Kent, OH – University of Mount Union biochemistry major, Colton Wade ’23 took first place for undergraduate research at the 9th annual Honors Week poster session hosted by the Student Affiliates of the American Chemical Society and the Department of Chemistry and Biochemistry at Kent State University. Wade’s research, entitled, “Stop Right There! Cancer cell metastasis can be slowed using neutrophil NETosis in an in vitro environment,” explored one possibility for slowing the spread of cancer.
The CDC projects 600,000 deaths from cancer in 2023. Of those, at least 67% will list metastasis, the spreading of cancer throughout the body, as a major contributing cause. Wade’s research examined if the process of neutrophils called NETosis, where immune cells excrete their own DNA into the surrounding environment to catch and kill bacteria, could be used to reduce the ability of cancer cells to spread. It was also examined if NETosis could restimulate other immune cells to fight back against cancer.

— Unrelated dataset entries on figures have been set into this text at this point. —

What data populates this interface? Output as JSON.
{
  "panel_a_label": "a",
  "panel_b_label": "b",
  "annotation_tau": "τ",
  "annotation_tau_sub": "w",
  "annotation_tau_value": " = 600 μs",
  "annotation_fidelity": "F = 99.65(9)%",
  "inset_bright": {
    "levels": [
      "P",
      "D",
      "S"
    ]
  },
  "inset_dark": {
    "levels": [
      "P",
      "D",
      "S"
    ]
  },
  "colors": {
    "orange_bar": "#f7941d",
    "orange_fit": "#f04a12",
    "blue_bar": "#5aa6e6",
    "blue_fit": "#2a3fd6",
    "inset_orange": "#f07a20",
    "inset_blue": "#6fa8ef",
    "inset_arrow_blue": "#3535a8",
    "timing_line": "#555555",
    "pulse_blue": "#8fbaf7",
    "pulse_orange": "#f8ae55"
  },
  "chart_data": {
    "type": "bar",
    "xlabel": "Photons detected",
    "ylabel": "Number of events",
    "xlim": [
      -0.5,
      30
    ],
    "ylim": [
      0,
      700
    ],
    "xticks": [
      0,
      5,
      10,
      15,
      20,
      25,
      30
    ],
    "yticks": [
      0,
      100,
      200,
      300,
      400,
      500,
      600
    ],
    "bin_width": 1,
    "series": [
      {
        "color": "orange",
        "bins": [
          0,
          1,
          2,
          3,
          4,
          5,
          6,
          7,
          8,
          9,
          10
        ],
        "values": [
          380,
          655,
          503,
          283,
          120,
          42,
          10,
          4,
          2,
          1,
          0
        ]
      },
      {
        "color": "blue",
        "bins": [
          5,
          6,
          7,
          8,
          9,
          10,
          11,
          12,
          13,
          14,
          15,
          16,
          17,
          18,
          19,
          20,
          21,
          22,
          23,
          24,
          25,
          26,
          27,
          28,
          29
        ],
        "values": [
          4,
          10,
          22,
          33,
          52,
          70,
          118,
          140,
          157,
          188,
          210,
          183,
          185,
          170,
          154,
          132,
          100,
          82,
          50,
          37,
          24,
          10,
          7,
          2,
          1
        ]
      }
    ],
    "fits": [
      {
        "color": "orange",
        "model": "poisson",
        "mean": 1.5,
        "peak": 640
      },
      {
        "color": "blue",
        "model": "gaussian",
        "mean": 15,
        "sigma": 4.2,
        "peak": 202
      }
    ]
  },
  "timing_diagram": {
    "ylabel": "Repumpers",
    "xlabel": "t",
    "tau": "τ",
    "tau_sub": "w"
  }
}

“It was honestly just an honor in itself to present the project I’ve spent two years working on to professionals and professors from Northeast Ohio,” said Wade. “Having full-time biochemists congratulate me on the work I have done was a rewarding experience. But to be deemed worthy of having my research selected as the best project by those same professionals judging everyone competing was both gratifying and fulfilling. The conference experience has encouraged me to continue to do my best at everything I do.”

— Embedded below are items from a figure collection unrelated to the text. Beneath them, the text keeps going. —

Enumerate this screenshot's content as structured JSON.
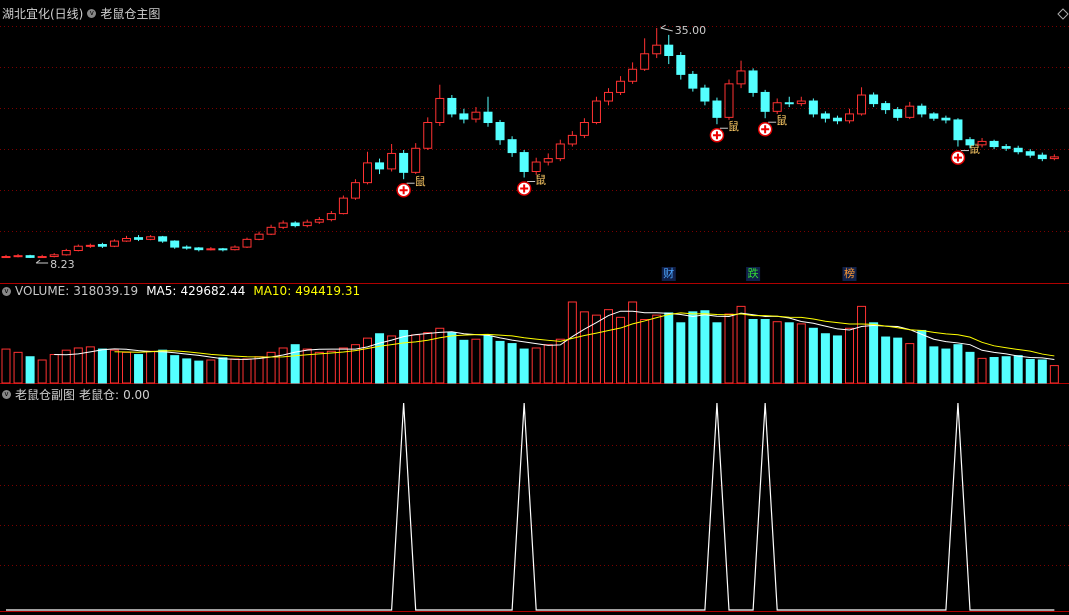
{
  "chart_data": [
    {
      "type": "candlestick",
      "title": "湖北宜化(日线)",
      "subtitle": "老鼠仓主图",
      "up_color": "#ff3232",
      "down_color": "#54ffff",
      "open": [
        8.3,
        8.4,
        8.5,
        8.3,
        8.4,
        8.6,
        9.1,
        9.6,
        9.8,
        9.6,
        10.2,
        10.6,
        10.4,
        10.7,
        10.2,
        9.5,
        9.4,
        9.2,
        9.3,
        9.2,
        9.5,
        10.4,
        11.0,
        11.8,
        12.3,
        12.0,
        12.4,
        12.7,
        13.4,
        15.2,
        17.0,
        19.3,
        18.6,
        20.4,
        18.2,
        21.0,
        24.0,
        26.8,
        25.0,
        24.4,
        25.2,
        24.0,
        22.0,
        20.5,
        18.3,
        19.4,
        19.8,
        21.5,
        22.5,
        24.0,
        26.5,
        27.5,
        28.8,
        30.2,
        32.0,
        33.0,
        31.8,
        29.6,
        28.0,
        26.5,
        24.6,
        28.5,
        30.0,
        27.5,
        25.3,
        26.3,
        26.2,
        26.5,
        25.0,
        24.5,
        24.2,
        25.0,
        27.2,
        26.2,
        25.5,
        24.6,
        25.9,
        25.0,
        24.5,
        24.3,
        22.0,
        21.4,
        21.8,
        21.2,
        21.0,
        20.6,
        20.2,
        19.8
      ],
      "high": [
        8.6,
        8.7,
        8.6,
        8.6,
        8.8,
        9.3,
        9.8,
        9.9,
        10.0,
        10.4,
        10.8,
        10.9,
        10.9,
        10.8,
        10.3,
        9.7,
        9.5,
        9.5,
        9.4,
        9.7,
        10.6,
        11.3,
        12.1,
        12.6,
        12.5,
        12.7,
        13.0,
        13.7,
        15.5,
        17.4,
        20.6,
        19.8,
        21.5,
        20.8,
        21.6,
        24.6,
        28.4,
        27.2,
        25.6,
        25.8,
        27.0,
        24.3,
        22.4,
        20.8,
        19.9,
        20.4,
        22.0,
        23.0,
        24.5,
        27.0,
        28.0,
        29.4,
        31.0,
        33.8,
        35.0,
        34.2,
        32.2,
        30.0,
        28.4,
        26.9,
        29.0,
        31.2,
        30.3,
        27.8,
        26.8,
        27.0,
        27.0,
        26.8,
        25.3,
        24.8,
        25.6,
        28.1,
        27.5,
        26.5,
        25.8,
        26.4,
        26.2,
        25.2,
        24.8,
        24.5,
        22.3,
        22.2,
        22.0,
        21.5,
        21.3,
        20.9,
        20.5,
        20.3
      ],
      "low": [
        8.25,
        8.3,
        8.23,
        8.25,
        8.3,
        8.5,
        9.0,
        9.4,
        9.4,
        9.5,
        10.1,
        10.2,
        10.3,
        10.0,
        9.3,
        9.2,
        9.0,
        9.1,
        9.0,
        9.1,
        9.4,
        10.3,
        10.9,
        11.6,
        11.8,
        11.8,
        12.2,
        12.5,
        13.3,
        15.0,
        16.8,
        18.0,
        18.3,
        17.4,
        18.0,
        20.8,
        23.6,
        24.6,
        23.9,
        24.0,
        23.5,
        21.4,
        20.0,
        17.6,
        17.9,
        19.0,
        19.5,
        21.2,
        22.2,
        23.8,
        26.0,
        27.2,
        28.5,
        30.0,
        31.5,
        30.8,
        29.0,
        27.6,
        26.0,
        23.8,
        24.3,
        28.0,
        27.0,
        24.5,
        25.0,
        25.8,
        25.9,
        24.6,
        24.0,
        23.8,
        23.9,
        24.8,
        25.8,
        25.0,
        24.2,
        24.4,
        24.6,
        24.2,
        23.9,
        21.2,
        21.0,
        21.1,
        20.9,
        20.7,
        20.3,
        19.9,
        19.5,
        19.6
      ],
      "close": [
        8.4,
        8.5,
        8.3,
        8.4,
        8.6,
        9.1,
        9.6,
        9.7,
        9.6,
        10.2,
        10.5,
        10.4,
        10.7,
        10.2,
        9.5,
        9.4,
        9.2,
        9.3,
        9.2,
        9.5,
        10.4,
        11.0,
        11.8,
        12.3,
        12.0,
        12.4,
        12.7,
        13.4,
        15.2,
        17.0,
        19.3,
        18.6,
        20.4,
        18.2,
        21.0,
        24.0,
        26.8,
        25.0,
        24.4,
        25.2,
        24.0,
        22.0,
        20.5,
        18.3,
        19.4,
        19.8,
        21.5,
        22.5,
        24.0,
        26.5,
        27.5,
        28.8,
        30.2,
        32.0,
        33.0,
        31.8,
        29.6,
        28.0,
        26.5,
        24.6,
        28.5,
        30.0,
        27.5,
        25.3,
        26.3,
        26.2,
        26.5,
        25.0,
        24.5,
        24.2,
        25.0,
        27.2,
        26.2,
        25.5,
        24.6,
        25.9,
        25.0,
        24.5,
        24.3,
        22.0,
        21.4,
        21.8,
        21.2,
        21.0,
        20.6,
        20.2,
        19.8,
        20.0
      ],
      "high_label": {
        "value": 35,
        "label": "35.00"
      },
      "low_label": {
        "value": 8.23,
        "label": "8.23"
      },
      "signal_text": "鼠",
      "events": [
        {
          "label": "财",
          "candle": 55,
          "color": "#4da6ff"
        },
        {
          "label": "跌",
          "candle": 62,
          "color": "#33dd33"
        },
        {
          "label": "榜",
          "candle": 70,
          "color": "#ff9933"
        }
      ]
    },
    {
      "type": "bar",
      "up_color": "#ff3232",
      "down_color": "#54ffff",
      "series": [
        {
          "name": "VOLUME:",
          "color": "#c8c8c8",
          "last_value_label": "318039.19",
          "values": [
            620000,
            560000,
            480000,
            420000,
            520000,
            600000,
            640000,
            660000,
            620000,
            600000,
            560000,
            520000,
            580000,
            600000,
            500000,
            440000,
            400000,
            420000,
            460000,
            440000,
            440000,
            480000,
            560000,
            640000,
            700000,
            620000,
            560000,
            580000,
            640000,
            700000,
            820000,
            900000,
            860000,
            960000,
            880000,
            920000,
            1000000,
            920000,
            780000,
            800000,
            860000,
            760000,
            720000,
            620000,
            640000,
            700000,
            800000,
            1480000,
            1300000,
            1240000,
            1340000,
            1200000,
            1480000,
            1160000,
            1240000,
            1280000,
            1100000,
            1300000,
            1320000,
            1100000,
            1260000,
            1400000,
            1160000,
            1160000,
            1120000,
            1100000,
            1080000,
            1000000,
            900000,
            860000,
            1000000,
            1400000,
            1100000,
            840000,
            820000,
            720000,
            960000,
            660000,
            620000,
            700000,
            560000,
            450000,
            465770,
            480000,
            500000,
            430000,
            420400,
            318039.19
          ]
        },
        {
          "name": "MA5:",
          "color": "#ffffff",
          "last_value_label": "429682.44",
          "values": [
            null,
            null,
            null,
            null,
            520000,
            516000,
            532000,
            568000,
            608000,
            624000,
            616000,
            592000,
            576000,
            572000,
            552000,
            528000,
            504000,
            472000,
            444000,
            432000,
            432000,
            448000,
            476000,
            512000,
            564000,
            600000,
            616000,
            620000,
            620000,
            620000,
            660000,
            728000,
            784000,
            848000,
            884000,
            904000,
            924000,
            936000,
            900000,
            884000,
            872000,
            824000,
            784000,
            752000,
            720000,
            688000,
            696000,
            848000,
            984000,
            1104000,
            1232000,
            1312000,
            1312000,
            1284000,
            1284000,
            1272000,
            1252000,
            1216000,
            1248000,
            1220000,
            1216000,
            1276000,
            1248000,
            1216000,
            1220000,
            1188000,
            1124000,
            1092000,
            1040000,
            988000,
            968000,
            1032000,
            1052000,
            1040000,
            1032000,
            976000,
            888000,
            800000,
            756000,
            732000,
            700000,
            598000,
            559154,
            531154,
            491154,
            465154,
            459234,
            429682.44
          ]
        },
        {
          "name": "MA10:",
          "color": "#ffff00",
          "last_value_label": "494419.31",
          "values": [
            null,
            null,
            null,
            null,
            null,
            null,
            null,
            null,
            null,
            572000,
            566000,
            562000,
            572000,
            590000,
            588000,
            572000,
            548000,
            524000,
            508000,
            492000,
            480000,
            476000,
            474000,
            478000,
            498000,
            516000,
            532000,
            548000,
            566000,
            592000,
            630000,
            672000,
            702000,
            734000,
            752000,
            782000,
            826000,
            860000,
            874000,
            884000,
            888000,
            874000,
            860000,
            826000,
            802000,
            780000,
            760000,
            816000,
            868000,
            912000,
            960000,
            1004000,
            1080000,
            1134000,
            1194000,
            1252000,
            1282000,
            1264000,
            1266000,
            1252000,
            1244000,
            1264000,
            1232000,
            1232000,
            1220000,
            1202000,
            1200000,
            1170000,
            1128000,
            1104000,
            1078000,
            1078000,
            1072000,
            1040000,
            1010000,
            972000,
            960000,
            926000,
            898000,
            882000,
            838000,
            743000,
            679577,
            643577,
            611577,
            582577,
            528617,
            494419.31
          ]
        }
      ]
    },
    {
      "type": "line",
      "title": "老鼠仓副图",
      "name": "老鼠仓:",
      "last_value_label": "0.00",
      "color": "#ffffff",
      "values": [
        0,
        0,
        0,
        0,
        0,
        0,
        0,
        0,
        0,
        0,
        0,
        0,
        0,
        0,
        0,
        0,
        0,
        0,
        0,
        0,
        0,
        0,
        0,
        0,
        0,
        0,
        0,
        0,
        0,
        0,
        0,
        0,
        0,
        1,
        0,
        0,
        0,
        0,
        0,
        0,
        0,
        0,
        0,
        1,
        0,
        0,
        0,
        0,
        0,
        0,
        0,
        0,
        0,
        0,
        0,
        0,
        0,
        0,
        0,
        1,
        0,
        0,
        0,
        1,
        0,
        0,
        0,
        0,
        0,
        0,
        0,
        0,
        0,
        0,
        0,
        0,
        0,
        0,
        0,
        1,
        0,
        0,
        0,
        0,
        0,
        0,
        0,
        0
      ]
    }
  ]
}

While vital to the advancement of healthcare, the field of biochemistry isn’t for the faint of heart. The road to Wade’s success was forged through his passion for helping others and sheer tenacity.
“There were so many days when I wanted to quit, change majors, or just felt like I wouldn’t achieve what I wanted,” said Wade. “Choosing to work through it instead of quitting has been more than worth it. If you want something, do not let anything keep you from getting yourself there, it will be worth it.”
Through persistence and the support of the campus community, Wade’s research proved fruitful, showing promise in reducing the spread of cancer. After graduation, he will be attending medical school at Northeast Ohio Medical University (NEOMED) in Rootstown, Ohio with the hope of becoming a pediatrician.
“Mount Union has provided me with more research opportunities than I could have gotten at any other close-knit community school. Those opportunities, as well as working with Dr. Keith Miller, have pushed me to grow exponentially as a student and as a professional. It has reaffirmed my passion to pursue a career in the sciences. I feel extremely prepared for life after college thanks to the high expectations and support given by the staff and faculty here at Mount Union. If I were to do it again, I would absolutely choose the University of Mount Union to obtain my degree as a Purple Raider.”